The constitution guarantees the state governments exclusive responsibilities for funding and determining the education policies (Barcan, 1980). The Commonwealth, by extension, has been providing educational grants to students particularly, through the state governments. Over the years particularly, from 1946 to 2000, the Commonwealth has been offering grants to students using section (S.51xxiiA), which provides benefits to students. In fact, the amendment to the constitution was introduced in 1946 when there was a great need to increase funding for students in tertiary institutions and universities. The extent to which the Commonwealth can utilise the 1946 amendments to increase student’s grants in all education institutions across the country is a matter of debate to all successive governments (Campbell & Proctor, 2014).

However, the Commonwealth has been using section 96 of the constitution that allows the financial aid to state governments depending on the parliamentary approval. This section has all along been used by the Commonwealth to grant financial assistance to all educational programmes undertaken by the state governments (Barcan, 1980). Under this provision, the Commonwealth started granting financial aid to state universities in 1951, which culminated in the provision of the financial aid to all public and private universities in 1964. However, with the enactment of the Higher Education Funding Act (HEFA) in 1988, the Commonwealth has directly funded universities instead of using the states.

Therefore, most of the universities are state-owned and funded by the state through government grants and students’ fees (O’Brien, 1987). However, most of new developments and policies focusing on funding tertiary education emphasised on university education.

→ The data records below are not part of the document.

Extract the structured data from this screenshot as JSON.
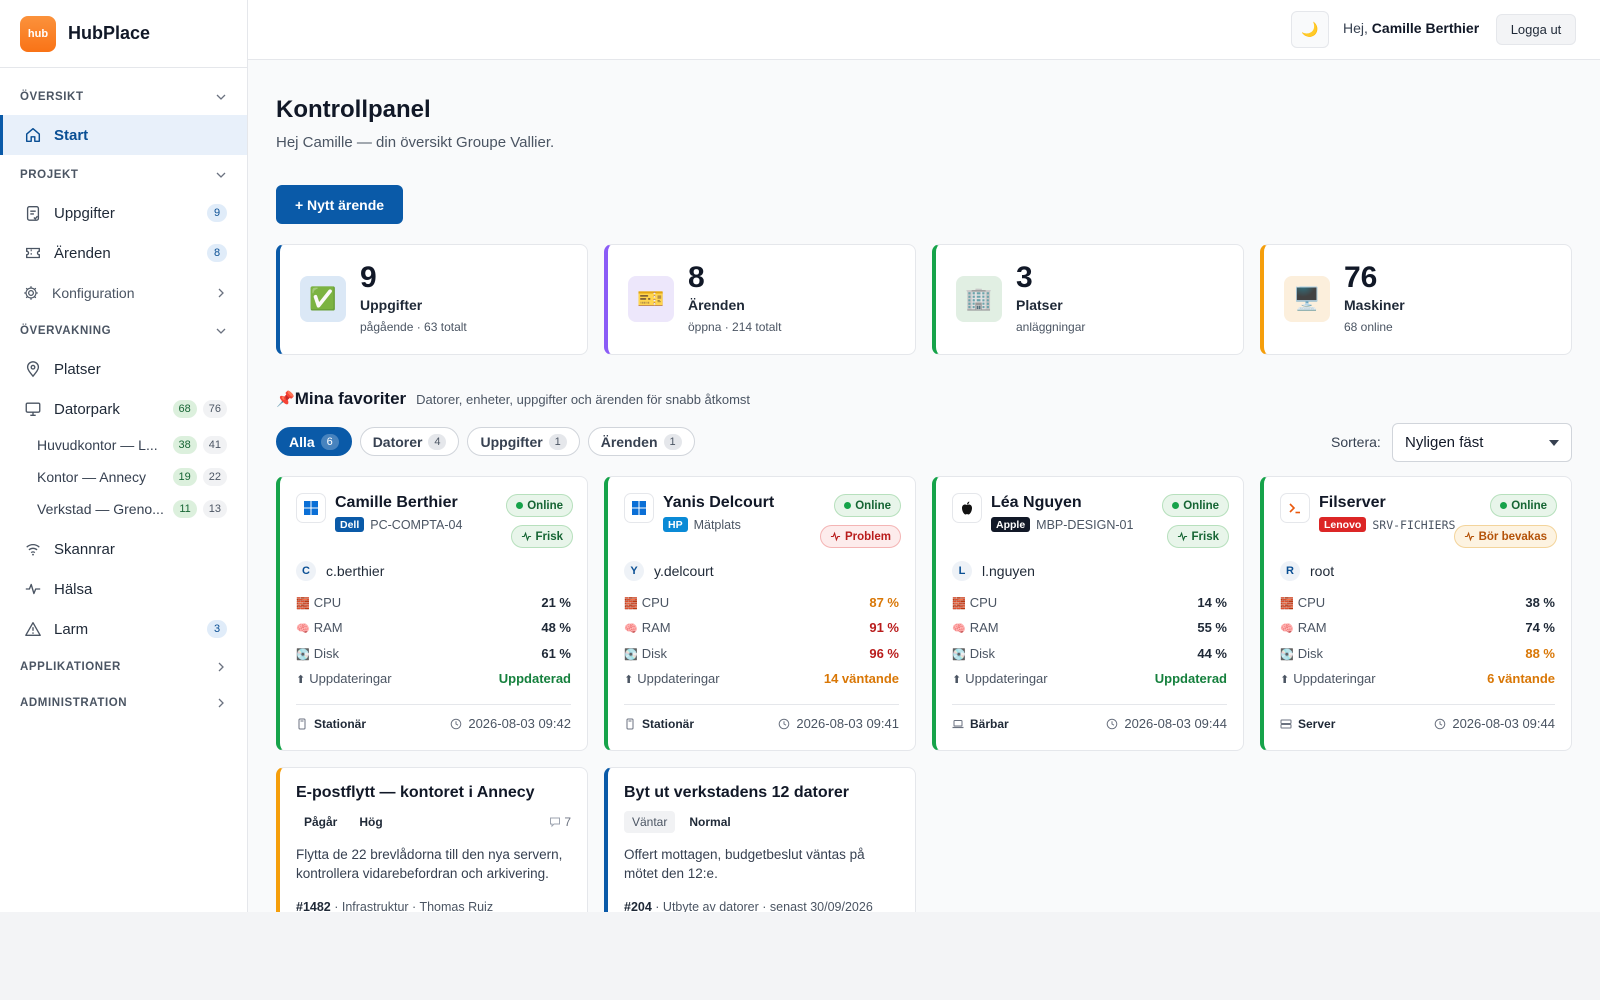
{
  "brand": {
    "logo_text": "hub",
    "name": "HubPlace"
  },
  "sidebar": {
    "sections": {
      "oversikt": "ÖVERSIKT",
      "projekt": "PROJEKT",
      "overvakning": "ÖVERVAKNING",
      "applikationer": "APPLIKATIONER",
      "administration": "ADMINISTRATION"
    },
    "start": "Start",
    "uppgifter": {
      "label": "Uppgifter",
      "count": "9"
    },
    "arenden": {
      "label": "Ärenden",
      "count": "8"
    },
    "konfiguration": "Konfiguration",
    "platser": "Platser",
    "datorpark": {
      "label": "Datorpark",
      "online": "68",
      "total": "76"
    },
    "sites": [
      {
        "label": "Huvudkontor — L...",
        "online": "38",
        "total": "41"
      },
      {
        "label": "Kontor — Annecy",
        "online": "19",
        "total": "22"
      },
      {
        "label": "Verkstad — Greno...",
        "online": "11",
        "total": "13"
      }
    ],
    "skannrar": "Skannrar",
    "halsa": "Hälsa",
    "larm": {
      "label": "Larm",
      "count": "3"
    }
  },
  "topbar": {
    "theme_icon": "🌙",
    "greeting_prefix": "Hej,",
    "user_name": "Camille Berthier",
    "logout": "Logga ut"
  },
  "main": {
    "title": "Kontrollpanel",
    "subtitle": "Hej Camille — din översikt Groupe Vallier.",
    "new_button": "+ Nytt ärende",
    "stats": [
      {
        "num": "9",
        "label": "Uppgifter",
        "sub": "pågående · 63 totalt",
        "icon": "✅",
        "accent": "#0a5aa8",
        "icon_bg": "#dbe8f6"
      },
      {
        "num": "8",
        "label": "Ärenden",
        "sub": "öppna · 214 totalt",
        "icon": "🎫",
        "accent": "#8b5cf6",
        "icon_bg": "#ede7fb"
      },
      {
        "num": "3",
        "label": "Platser",
        "sub": "anläggningar",
        "icon": "🏢",
        "accent": "#16a34a",
        "icon_bg": "#e1efe3"
      },
      {
        "num": "76",
        "label": "Maskiner",
        "sub": "68 online",
        "icon": "🖥️",
        "accent": "#f59e0b",
        "icon_bg": "#fcefdc"
      }
    ],
    "favorites": {
      "pin_icon": "📌",
      "title": "Mina favoriter",
      "description": "Datorer, enheter, uppgifter och ärenden för snabb åtkomst",
      "filters": [
        {
          "label": "Alla",
          "count": "6",
          "active": true
        },
        {
          "label": "Datorer",
          "count": "4"
        },
        {
          "label": "Uppgifter",
          "count": "1"
        },
        {
          "label": "Ärenden",
          "count": "1"
        }
      ],
      "sort_label": "Sortera:",
      "sort_value": "Nyligen fäst"
    },
    "devices": [
      {
        "name": "Camille Berthier",
        "brand": "Dell",
        "brand_color": "#0a5aa8",
        "host": "PC-COMPTA-04",
        "os": "windows-icon",
        "status": "Online",
        "health": "Frisk",
        "health_kind": "ok",
        "user_initial": "C",
        "user": "c.berthier",
        "cpu": "21 %",
        "cpu_kind": "",
        "ram": "48 %",
        "ram_kind": "",
        "disk": "61 %",
        "disk_kind": "",
        "updates": "Uppdaterad",
        "updates_kind": "good",
        "type": "Stationär",
        "time": "2026-08-03 09:42"
      },
      {
        "name": "Yanis Delcourt",
        "brand": "HP",
        "brand_color": "#0a8ad6",
        "host": "Mätplats",
        "os": "windows-icon",
        "status": "Online",
        "health": "Problem",
        "health_kind": "bad",
        "user_initial": "Y",
        "user": "y.delcourt",
        "cpu": "87 %",
        "cpu_kind": "warn",
        "ram": "91 %",
        "ram_kind": "bad",
        "disk": "96 %",
        "disk_kind": "bad",
        "updates": "14 väntande",
        "updates_kind": "warn",
        "type": "Stationär",
        "time": "2026-08-03 09:41"
      },
      {
        "name": "Léa Nguyen",
        "brand": "Apple",
        "brand_color": "#111827",
        "host": "MBP-DESIGN-01",
        "os": "apple-icon",
        "status": "Online",
        "health": "Frisk",
        "health_kind": "ok",
        "user_initial": "L",
        "user": "l.nguyen",
        "cpu": "14 %",
        "cpu_kind": "",
        "ram": "55 %",
        "ram_kind": "",
        "disk": "44 %",
        "disk_kind": "",
        "updates": "Uppdaterad",
        "updates_kind": "good",
        "type": "Bärbar",
        "time": "2026-08-03 09:44"
      },
      {
        "name": "Filserver",
        "brand": "Lenovo",
        "brand_color": "#dc2626",
        "host": "SRV-FICHIERS",
        "os": "terminal-icon",
        "status": "Online",
        "health": "Bör bevakas",
        "health_kind": "warn",
        "user_initial": "R",
        "user": "root",
        "cpu": "38 %",
        "cpu_kind": "",
        "ram": "74 %",
        "ram_kind": "",
        "disk": "88 %",
        "disk_kind": "warn",
        "updates": "6 väntande",
        "updates_kind": "warn",
        "type": "Server",
        "time": "2026-08-03 09:44"
      }
    ],
    "metric_labels": {
      "cpu": "CPU",
      "ram": "RAM",
      "disk": "Disk",
      "updates": "Uppdateringar"
    },
    "metric_icons": {
      "cpu": "🧱",
      "ram": "🧠",
      "disk": "💽"
    },
    "tasks": [
      {
        "title": "E-postflytt — kontoret i Annecy",
        "tag1": "Pågår",
        "tag2": "Hög",
        "comments": "7",
        "desc": "Flytta de 22 brevlådorna till den nya servern, kontrollera vidarebefordran och arkivering.",
        "ref": "#1482",
        "meta": " · Infrastruktur · Thomas Ruiz",
        "accent": "#f59e0b"
      },
      {
        "title": "Byt ut verkstadens 12 datorer",
        "tag1": "Väntar",
        "tag2": "Normal",
        "comments": "",
        "desc": "Offert mottagen, budgetbeslut väntas på mötet den 12:e.",
        "ref": "#204",
        "meta": " · Utbyte av datorer · senast 30/09/2026",
        "accent": "#0a5aa8"
      }
    ]
  }
}
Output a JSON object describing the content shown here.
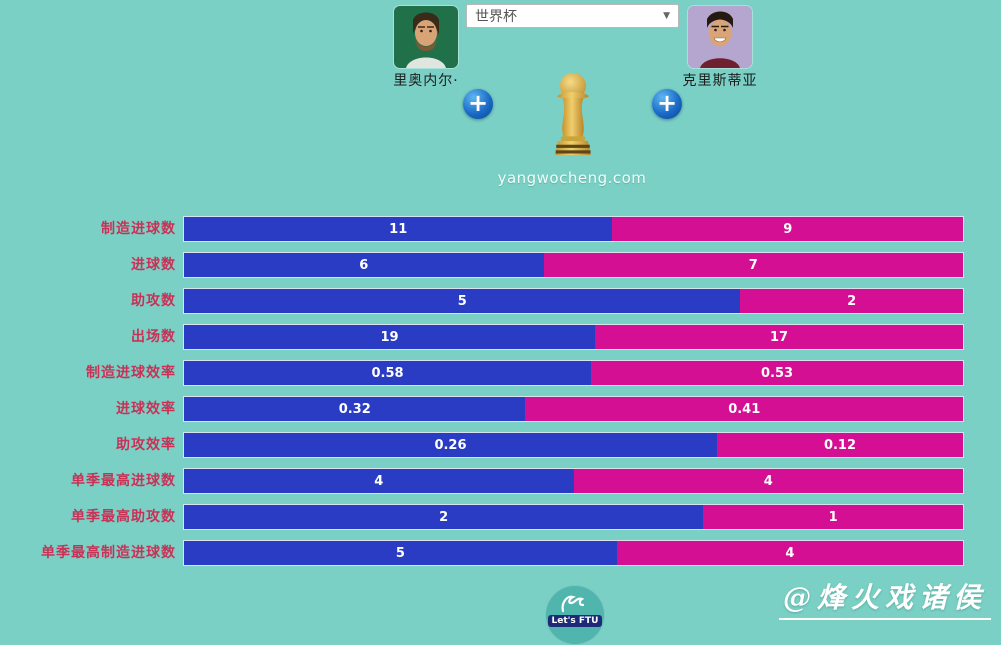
{
  "header": {
    "left_player": {
      "name": "里奥内尔·"
    },
    "right_player": {
      "name": "克里斯蒂亚"
    },
    "competition_select": {
      "value": "世界杯",
      "arrow": "▼"
    },
    "plus_label": "+",
    "site_watermark": "yangwocheng.com"
  },
  "chart_data": {
    "type": "bar",
    "orientation": "horizontal_stacked_comparison",
    "categories": [
      "制造进球数",
      "进球数",
      "助攻数",
      "出场数",
      "制造进球效率",
      "进球效率",
      "助攻效率",
      "单季最高进球数",
      "单季最高助攻数",
      "单季最高制造进球数"
    ],
    "series": [
      {
        "name": "里奥内尔·",
        "color": "#2a3cc4",
        "values": [
          "11",
          "6",
          "5",
          "19",
          "0.58",
          "0.32",
          "0.26",
          "4",
          "2",
          "5"
        ]
      },
      {
        "name": "克里斯蒂亚",
        "color": "#d40f93",
        "values": [
          "9",
          "7",
          "2",
          "17",
          "0.53",
          "0.41",
          "0.12",
          "4",
          "1",
          "4"
        ]
      }
    ],
    "value_labels_shown": true,
    "legend_position": "none",
    "grid": false
  },
  "footer": {
    "logo_label": "Let's FTU",
    "watermark": "@烽火戏诸侯"
  },
  "colors": {
    "background": "#7bd0c5",
    "bar_left": "#2a3cc4",
    "bar_right": "#d40f93",
    "row_label": "#c93156",
    "bar_border": "#d9e2ee"
  }
}
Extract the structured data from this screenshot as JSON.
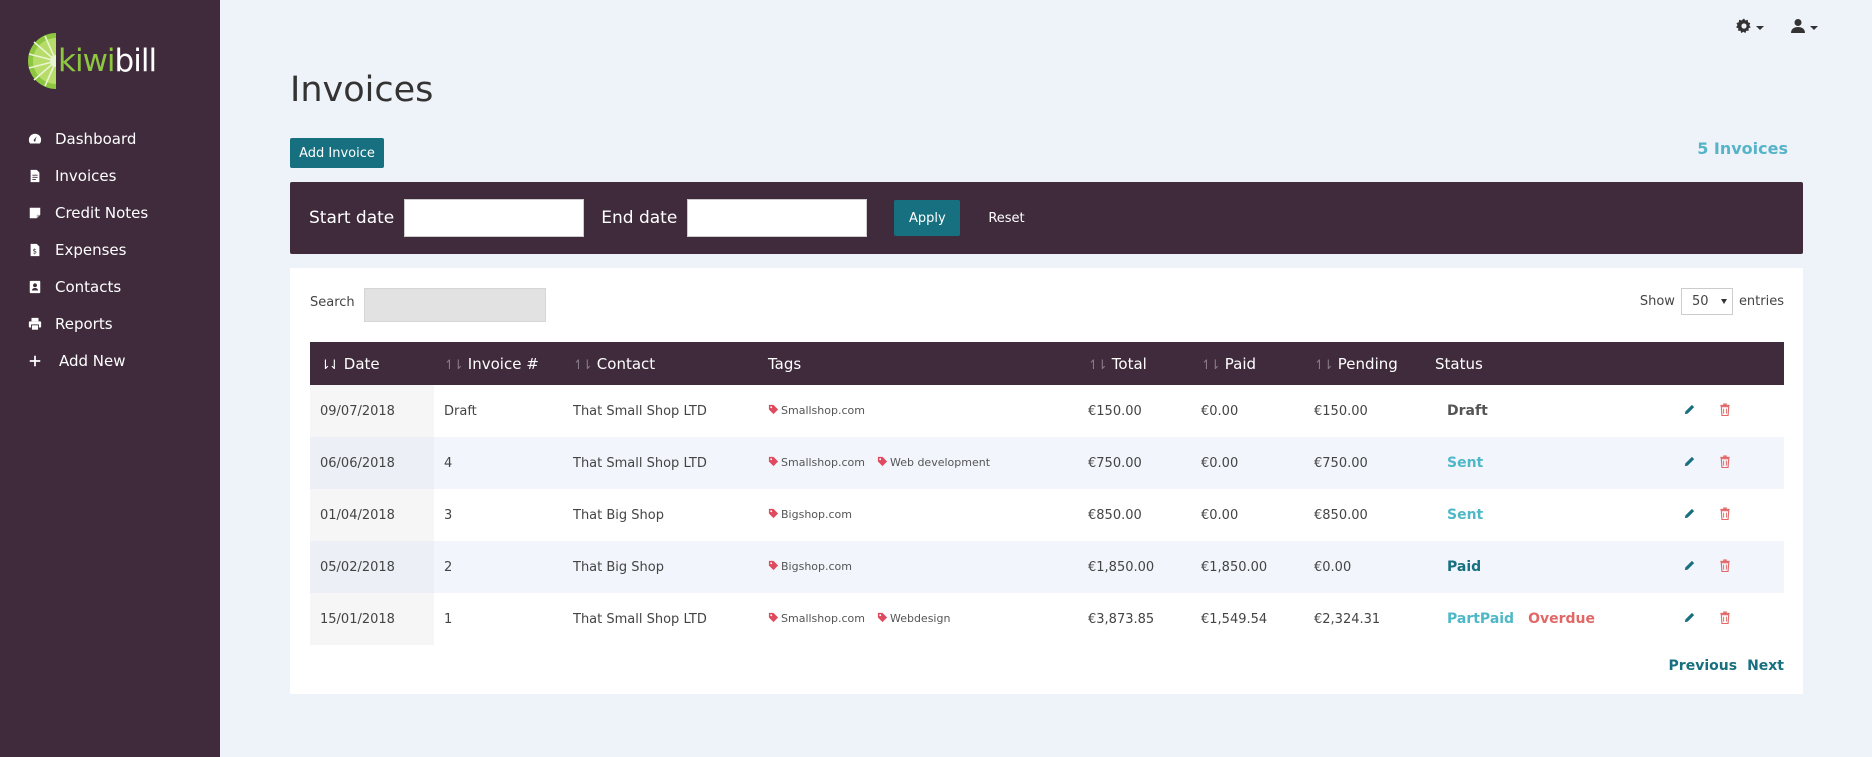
{
  "app": {
    "logo_kiwi": "kiwi",
    "logo_bill": "bill"
  },
  "sidebar": {
    "items": [
      {
        "label": "Dashboard",
        "icon": "dashboard-icon"
      },
      {
        "label": "Invoices",
        "icon": "invoice-icon"
      },
      {
        "label": "Credit Notes",
        "icon": "credit-note-icon"
      },
      {
        "label": "Expenses",
        "icon": "expense-icon"
      },
      {
        "label": "Contacts",
        "icon": "contact-icon"
      },
      {
        "label": "Reports",
        "icon": "print-icon"
      },
      {
        "label": "Add New",
        "icon": "plus-icon"
      }
    ]
  },
  "page": {
    "title": "Invoices",
    "add_button": "Add Invoice",
    "count_label": "5 Invoices"
  },
  "filter": {
    "start_label": "Start date",
    "end_label": "End date",
    "start_value": "",
    "end_value": "",
    "apply": "Apply",
    "reset": "Reset"
  },
  "table_controls": {
    "search_label": "Search",
    "search_value": "",
    "show_label": "Show",
    "entries_value": "50",
    "entries_label": "entries"
  },
  "table": {
    "columns": [
      "Date",
      "Invoice #",
      "Contact",
      "Tags",
      "Total",
      "Paid",
      "Pending",
      "Status"
    ],
    "rows": [
      {
        "date": "09/07/2018",
        "invoice": "Draft",
        "contact": "That Small Shop LTD",
        "tags": [
          "Smallshop.com"
        ],
        "total": "€150.00",
        "paid": "€0.00",
        "pending": "€150.00",
        "status": "Draft",
        "status_class": "status-draft",
        "overdue": ""
      },
      {
        "date": "06/06/2018",
        "invoice": "4",
        "contact": "That Small Shop LTD",
        "tags": [
          "Smallshop.com",
          "Web development"
        ],
        "total": "€750.00",
        "paid": "€0.00",
        "pending": "€750.00",
        "status": "Sent",
        "status_class": "status-sent",
        "overdue": ""
      },
      {
        "date": "01/04/2018",
        "invoice": "3",
        "contact": "That Big Shop",
        "tags": [
          "Bigshop.com"
        ],
        "total": "€850.00",
        "paid": "€0.00",
        "pending": "€850.00",
        "status": "Sent",
        "status_class": "status-sent",
        "overdue": ""
      },
      {
        "date": "05/02/2018",
        "invoice": "2",
        "contact": "That Big Shop",
        "tags": [
          "Bigshop.com"
        ],
        "total": "€1,850.00",
        "paid": "€1,850.00",
        "pending": "€0.00",
        "status": "Paid",
        "status_class": "status-paid",
        "overdue": ""
      },
      {
        "date": "15/01/2018",
        "invoice": "1",
        "contact": "That Small Shop LTD",
        "tags": [
          "Smallshop.com",
          "Webdesign"
        ],
        "total": "€3,873.85",
        "paid": "€1,549.54",
        "pending": "€2,324.31",
        "status": "PartPaid",
        "status_class": "status-partpaid",
        "overdue": "Overdue"
      }
    ]
  },
  "pager": {
    "previous": "Previous",
    "next": "Next"
  },
  "colors": {
    "sidebar": "#3f2b3c",
    "accent": "#17707f",
    "tag": "#e04a5f",
    "overdue": "#e26868"
  }
}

In fact, almost all commissions established since 1946 focused their work on improving education at higher learning institutions. Both the federal and state governments’ educational grants have been awarded to the state universities either through school-based policies or direct students’ grants. Currently, about 40% of the federal budget is allocated to the university student grants. The universities are the educational institutions that have received the huge amount of both federal and state governments’ grants.

References

Barcan, A. (1980). A history of Australian education. Sydney: Oxford University Press Australia

Campbell, C. & Proctor, H. (2014). A history of Australian schooling. Sydney: Allen & Unwin.

Hughes, J. & Brock, P. (2008). Reform and resistance in NSW public education. Sydney: NSW Department of Education and Training.

Marginson, S. (1997). Educating Australia: government, economy and citisen since 1960. Cambridge: Cambridge University Press.

Martin, S. (1998). New life, new language: the history of the adult migrant English programme. Canberra: National Centre for English Language Teaching and Research.

McQueen, K. (2007). Creating a teaching underclass. Sydney: Allen & Unwin.

Nichol, R. (2005), Aboriginal education in New South Wales: nineteenth, twentieth and twenty-first centuries. Sydney: NSW Department of Education and Training.

O’Brien, J. (1987). A divided unity. Sydney: Allen & Unwin.

Proctor, H. (2010). The good mother and the high school: A view from the twentieth century. In S. Goodwin & K. Huppatz (Ed.), The good mother: contemporary motherhoods in Australia (pp.11-34). Sydney: University of Sydney Press.

Sherington, G., Campbell, C., & Proctor, H. (2009). School choice: How parents negotiate the new school markets in Australia. Sydney: Allen & Unwin.